В 1943 году 2 января из помещения бывшего аэроклуба ребят рождения 1925 года повели на вокзал. Проводы были очень трогательными, родители и провожающие многие плакали.
Во время марша колонна выглядела разношерстной, да и по росту призывники были в разброд: кто мал, кто велик. На вокзале было столько народа! Ужас, крик, слезы, плач, песни, танцы, но больше было слез. Были и такие будущие солдаты, которые не могли без посторонней помощи влезть в вагон. Но вот настало время расставания, и крик, и слезы, и рыдания возобновились с новой силой.
Поезд тронулся. Дал последний свисток. Вокзал остался позади со своим шумом и слезами. В вагонах скоро все утихло. Каждый занялся своими делами, а большинство углубились в нелегкие думы.
Первая остановка в городе Иваново. Из вагонов не выпускают, так как ожидалась отправка составов. В Иваново было еще взято пополнение в наш эшелон. Здесь тоже было немало слез. И снова в путь!
На другой день прибыли в город Владимир. С вокзала нас повели в казармы, где располагался 355 запасной стрелковый полк. Казармы большие, в некоторых из них уже были солдаты, одетые в форму. Очевидно на день, на два прибывшие раньше нас.
Здесь нас разбивают на отделения, взводы, роты. Располагают в комнатах повзводно. Водили в баню, выдали обмундирование. К стати сказать обмундирование было «б.у.» (бывшее в употреблении), и не по размерам. Немало было смеха!
Стали водить в столовую. Столовая была сделана из теса, в виде барака, с большими щелями, двери были сорваны, она не отапливалась. В столовой стояли кое-как сколоченные столы, а скамеек в большинстве не было и обедали зачастую стоя.
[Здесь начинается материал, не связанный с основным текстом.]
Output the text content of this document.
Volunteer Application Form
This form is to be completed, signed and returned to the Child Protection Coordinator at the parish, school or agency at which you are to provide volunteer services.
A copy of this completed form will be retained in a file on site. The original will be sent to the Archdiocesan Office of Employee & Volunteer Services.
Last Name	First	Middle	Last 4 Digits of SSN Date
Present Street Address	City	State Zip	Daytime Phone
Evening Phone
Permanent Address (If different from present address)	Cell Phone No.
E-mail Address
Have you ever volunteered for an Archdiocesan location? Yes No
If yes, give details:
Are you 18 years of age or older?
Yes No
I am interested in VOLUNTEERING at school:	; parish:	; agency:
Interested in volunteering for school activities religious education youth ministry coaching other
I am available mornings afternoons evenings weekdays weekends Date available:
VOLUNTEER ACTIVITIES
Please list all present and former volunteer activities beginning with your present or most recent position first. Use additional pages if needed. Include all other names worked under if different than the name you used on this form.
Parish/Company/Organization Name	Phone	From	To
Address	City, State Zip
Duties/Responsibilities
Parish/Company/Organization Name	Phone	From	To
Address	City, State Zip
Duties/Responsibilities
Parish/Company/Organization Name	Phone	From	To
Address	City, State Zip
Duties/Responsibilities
На земляном полу был сплошной лед и мы курсировали между столами как на коньках. Пищи приготовлялась плохо, не вкусно, да и мало!
На другой день начались занятия. Строевая, огневая, тактическая подготовка проходили на плацу. Материальная часть оружия проходила в казармах, непосредственно в расположении взводов.
Было очень трудно! Тяжело!
Вскоре наш батальон был выведен из казарм на окраину города в землянку, в которую убирался весь состав батальона. Очень большая. Здесь нас сводили в баню, белье сдавали в жарилку. В бане не было воды, на полу лед. Мыла выдали 20 грамм на человека, но оно не потребовалось, почти никто не мылся, так как было холодно. Здесь, в бане проходила санитарная обработка: брили головы, подмышки, лобки. Из бани бежали в землянку не дожидаясь построения.
С января 1943 по апрель здесь мы прошли курс одиночного бойца, а мае была отобрана большая группа солдат и отправлены пешком в город Орехово-Зуево, где стояла 19-я учебная бригада. Мы стали курсантами школы младших командиров. Школа располагалась в здании церкви, она не отапливалась. Хотя были летние месяцы, на улице жара, а в помещении холодно! Нары в два этажа, спали под легкими одеялами. Носили офицерские фуражки, они были не размеры. Гимнастерки, брюки, обмотки и ботинки тоже не соответствовали размерам. Питались по 9-й норме, давали белый хлеб, масло. Обед из трех блюд! Но мы все выглядели худыми и тощими , так как учеба и занятия забирали все калории.
По сравнению с теми занятиями, которые проводились в городе Владимире, здесь во много раз было тяжелее. Буквально все занятия проходили на ногах, с подъема, т.е. с 6 утра, и до отбоя в 11 часов ночи. Мы садили только когда завтракали, обедали и ужинали.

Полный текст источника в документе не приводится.